1967 tarihli 931 sayılı İş Kanununda da alt işverenlik kurumu yer bulmuşsa da bu kanun Anayasa Mahkemesi kararı ile iptal edilmiştir. Akabinde çıkartılan 1475 sayılı İş Kanununda alt işveren, “Bir işverenden belirli bir işin bir bölümünde ve eklentilerinde iş alan ve işçilerini münhasıran o iş yerinde ve eklentilerinde çalıştıran diğer işverenin kendi işçilerine karşı o iş yeriyle ilgili ve bu Kanundan veya hizmet akdinden doğan yükümlülüklerinden asıl işverenle birlikte sorumludur.”13 tanımı ile ele alınmıştır. Yine aynı kanunun 29. maddesi ile “asıl işverenlere sorumlu oldukları miktarı hak edişlerinden kesme yetkisi tanımıştır.”
1475 sayılı İş Kanununda alt iş verenin yapabileceği işlerin, işin bir bölümünde ve eklenti işler şeklinde bir ayrıma tabi tutulmaması bu ilişkinin yaygınlaşmasına neden olmuştur.
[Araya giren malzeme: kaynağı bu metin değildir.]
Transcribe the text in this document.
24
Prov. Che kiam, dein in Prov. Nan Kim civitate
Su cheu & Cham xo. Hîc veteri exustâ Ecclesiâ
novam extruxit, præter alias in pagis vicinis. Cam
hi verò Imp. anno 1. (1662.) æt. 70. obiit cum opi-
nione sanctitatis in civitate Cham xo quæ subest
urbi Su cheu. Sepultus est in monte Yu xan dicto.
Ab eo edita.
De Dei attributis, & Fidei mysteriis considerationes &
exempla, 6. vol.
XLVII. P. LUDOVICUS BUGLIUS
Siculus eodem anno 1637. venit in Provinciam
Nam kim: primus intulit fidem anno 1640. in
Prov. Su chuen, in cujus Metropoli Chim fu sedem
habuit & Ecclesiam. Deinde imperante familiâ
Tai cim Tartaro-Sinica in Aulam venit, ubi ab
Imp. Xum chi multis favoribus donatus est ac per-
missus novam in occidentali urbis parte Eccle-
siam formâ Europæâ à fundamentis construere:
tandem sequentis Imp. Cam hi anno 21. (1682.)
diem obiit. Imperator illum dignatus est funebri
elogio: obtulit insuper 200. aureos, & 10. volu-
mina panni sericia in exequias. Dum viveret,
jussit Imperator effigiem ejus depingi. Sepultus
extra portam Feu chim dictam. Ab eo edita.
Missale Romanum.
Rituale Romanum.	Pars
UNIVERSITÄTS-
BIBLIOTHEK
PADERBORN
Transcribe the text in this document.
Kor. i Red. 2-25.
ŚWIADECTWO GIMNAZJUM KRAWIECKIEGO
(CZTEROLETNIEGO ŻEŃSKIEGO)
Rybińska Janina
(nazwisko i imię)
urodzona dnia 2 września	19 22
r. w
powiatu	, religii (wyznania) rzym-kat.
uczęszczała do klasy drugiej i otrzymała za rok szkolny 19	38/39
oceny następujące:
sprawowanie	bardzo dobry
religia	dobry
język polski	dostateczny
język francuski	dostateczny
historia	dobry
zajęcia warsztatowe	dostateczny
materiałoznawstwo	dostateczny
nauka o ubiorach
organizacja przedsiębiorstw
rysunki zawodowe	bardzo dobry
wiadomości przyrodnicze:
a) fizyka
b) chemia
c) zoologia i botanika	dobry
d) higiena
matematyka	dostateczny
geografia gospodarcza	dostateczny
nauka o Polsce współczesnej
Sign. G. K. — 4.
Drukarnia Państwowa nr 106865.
Mal ve Hizmet üreten işletmeler tarafından; yatırım yaptığı mal ve hizmetin kaliteli ve maliyetin ucuz olduğu, yeni bir işçi çalışma alını meydana gelmiştir. İşin bir bölümünde ve eklenti işlerde çalışan alt işveren işçileri asıl işveren işçileri ile birlikte asıl işin tamamında çalışır hale gelmiş ve bu durum alt işverenin işçilerinin sosyal ve ekonomik haklar bakımından vahim hak kayıplarına uğramasına sebep olmuştur.
Alt işveren işçileri asıl işveren işçilerine kıyasla daha düşük ücretle çalıştığı gibi, işlerini kaybetmemek ve işlerinde uzun süreli çalışabilmek adına sendikal haklarını da kullanamamışlardır.“Anılan kanunun yürürlükte olduğu dönemde özellikle kamuya ait iş yerlerinde yoğun bir biçimde taşeron (alt işveren anlamında kullanılmakta) uygulamasına gidilmiş ve neredeyse bazı iş yerleri bakımından asıl işverene ait kadrolu işçi sayısından fazla sayıda taşeron işçisi istihdam edilmiştir.”
“Ayı dönemde alt işveren uygulaması yaygınlaşmış ve yapılan bir araştırmada inşaat iş kolunda çalışan işçilerin %80’inin müteahhit ve taşerona devredildiği açıklanmıştır.”
“Ülkemizde kamu sektöründe inşaat işi yapan işverenlerin %85’inin, özel sektörde inşaat işi alan işverenlerin %32’sinin ve her ikisine de iş yapanların %94’ünün taşeron uygulamasına gittiği ileri sürülmüştür.”